- City: Oakland, California
- Founded: 1993
- Home arena: Oakland–Alameda County Coliseum Arena (1993 - 1995) Henry J. Kaiser Arena (1996)
- Colors: Blue, Gold, White (1993) Purple, Jade, Black, White (1994 - 1996)
- Murphy Cups: None
- Conference Championships: None
- Division Championships: None

Franchise history
- Oakland Skates (1993 - 1996)

= Oakland Skates =

The Oakland Skates were a professional roller hockey team and were a member team in Roller Hockey International (RHI) from 1993 through 1996. In 1993 the Skates were a finalist for the RHI league championship, named the Murphy Cup, for one of the league founders, Dennis Murphy, losing to the Anaheim Bullfrogs.
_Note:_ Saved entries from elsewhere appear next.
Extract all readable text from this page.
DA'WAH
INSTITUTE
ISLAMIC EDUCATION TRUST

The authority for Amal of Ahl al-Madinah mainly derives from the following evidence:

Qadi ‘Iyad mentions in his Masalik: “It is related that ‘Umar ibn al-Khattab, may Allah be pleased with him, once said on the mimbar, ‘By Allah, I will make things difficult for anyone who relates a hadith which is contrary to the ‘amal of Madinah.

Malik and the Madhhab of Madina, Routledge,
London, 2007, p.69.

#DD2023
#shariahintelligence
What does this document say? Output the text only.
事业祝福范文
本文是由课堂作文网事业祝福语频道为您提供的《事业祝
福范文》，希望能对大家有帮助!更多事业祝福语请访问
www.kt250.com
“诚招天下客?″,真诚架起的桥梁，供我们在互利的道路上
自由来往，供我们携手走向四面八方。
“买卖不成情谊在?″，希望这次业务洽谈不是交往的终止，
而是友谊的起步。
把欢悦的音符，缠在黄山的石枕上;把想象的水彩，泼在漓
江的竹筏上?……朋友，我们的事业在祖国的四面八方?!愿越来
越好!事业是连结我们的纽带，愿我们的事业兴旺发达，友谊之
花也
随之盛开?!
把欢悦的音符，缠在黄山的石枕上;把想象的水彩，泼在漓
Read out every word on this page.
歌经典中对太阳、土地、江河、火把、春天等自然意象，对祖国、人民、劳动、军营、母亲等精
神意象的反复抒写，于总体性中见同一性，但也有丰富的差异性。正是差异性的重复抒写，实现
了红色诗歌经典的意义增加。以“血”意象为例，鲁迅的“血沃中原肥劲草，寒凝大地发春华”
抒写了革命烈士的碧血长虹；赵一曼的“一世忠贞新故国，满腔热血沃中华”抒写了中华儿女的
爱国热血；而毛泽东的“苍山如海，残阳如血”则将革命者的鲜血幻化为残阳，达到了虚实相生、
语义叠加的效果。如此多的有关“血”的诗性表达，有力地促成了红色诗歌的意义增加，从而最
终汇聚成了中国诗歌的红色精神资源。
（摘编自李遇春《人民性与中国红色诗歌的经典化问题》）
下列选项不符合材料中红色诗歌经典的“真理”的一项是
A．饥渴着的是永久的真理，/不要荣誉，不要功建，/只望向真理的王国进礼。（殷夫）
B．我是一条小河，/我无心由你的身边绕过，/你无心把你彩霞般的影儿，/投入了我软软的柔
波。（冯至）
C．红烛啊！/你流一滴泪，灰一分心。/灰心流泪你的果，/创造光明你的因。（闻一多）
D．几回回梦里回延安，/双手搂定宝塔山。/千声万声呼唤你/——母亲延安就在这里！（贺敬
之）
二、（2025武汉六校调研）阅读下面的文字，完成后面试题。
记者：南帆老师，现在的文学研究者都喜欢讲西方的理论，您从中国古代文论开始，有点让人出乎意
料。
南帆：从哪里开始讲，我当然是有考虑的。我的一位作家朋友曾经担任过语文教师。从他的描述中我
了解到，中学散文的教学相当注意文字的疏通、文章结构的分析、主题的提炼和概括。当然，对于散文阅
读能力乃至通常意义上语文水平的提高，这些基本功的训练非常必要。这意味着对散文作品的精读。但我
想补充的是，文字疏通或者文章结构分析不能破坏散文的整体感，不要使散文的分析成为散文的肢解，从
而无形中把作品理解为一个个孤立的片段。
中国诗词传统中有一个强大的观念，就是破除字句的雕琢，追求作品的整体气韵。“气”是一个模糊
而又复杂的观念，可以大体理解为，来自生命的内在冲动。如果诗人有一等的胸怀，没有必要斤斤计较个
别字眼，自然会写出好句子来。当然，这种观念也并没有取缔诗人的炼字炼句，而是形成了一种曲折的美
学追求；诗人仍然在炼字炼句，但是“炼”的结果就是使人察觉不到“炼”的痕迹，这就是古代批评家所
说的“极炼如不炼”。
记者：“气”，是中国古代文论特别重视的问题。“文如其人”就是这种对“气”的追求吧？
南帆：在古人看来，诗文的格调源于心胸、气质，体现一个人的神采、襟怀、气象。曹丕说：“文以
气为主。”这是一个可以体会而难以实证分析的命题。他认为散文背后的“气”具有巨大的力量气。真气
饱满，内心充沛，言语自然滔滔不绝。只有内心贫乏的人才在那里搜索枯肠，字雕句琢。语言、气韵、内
After two mediocre seasons in 1994 and 1995 the Skates returned to the playoffs in 1996 losing to the Vancouver Voodoo.

The Skates played their home games in Oakland, California at the Oakland–Alameda County Coliseum Arena from 1993 until 1995, until having to move to the Henry J. Kaiser Arena in 1996 due to the remodeling of the Oakland–Alameda County Coliseum arena (now called Oakland Arena) for the Golden State Warriors. Skates majority owner Murray Simkin was unwilling to keep the Skates in their temporary home (which opened in 1914) for another season, waiting for the arena remodeling to finish and went on league "hiatus" status after the 1996 season. The team never returned to play.

The Skates qualified for the playoffs for the Murphy Cup in 1993 making it to the finals by beating St. Louis and Calgary before being swept by Anaheim in a two-game series, losing the final by a 9-4 score. In 1994 they didn't make the playoffs in the expanded league of 24 teams. The 1995 season saw a contraction of the league to 18 teams with the Skates finishing 2nd in their division (with a record of 10-10-4 after a 1-6 start) and qualifying for the playoff again but losing in the first round to the Vancouver VooDoo by a score of 10-4. Their cross bay rivals the San Jose Rhino's ended up winning the title against Montreal. In 1996, the team made it to the playoffs, but were knocked off by Vancouver for a second consecutive season, losing by a score of 12-3.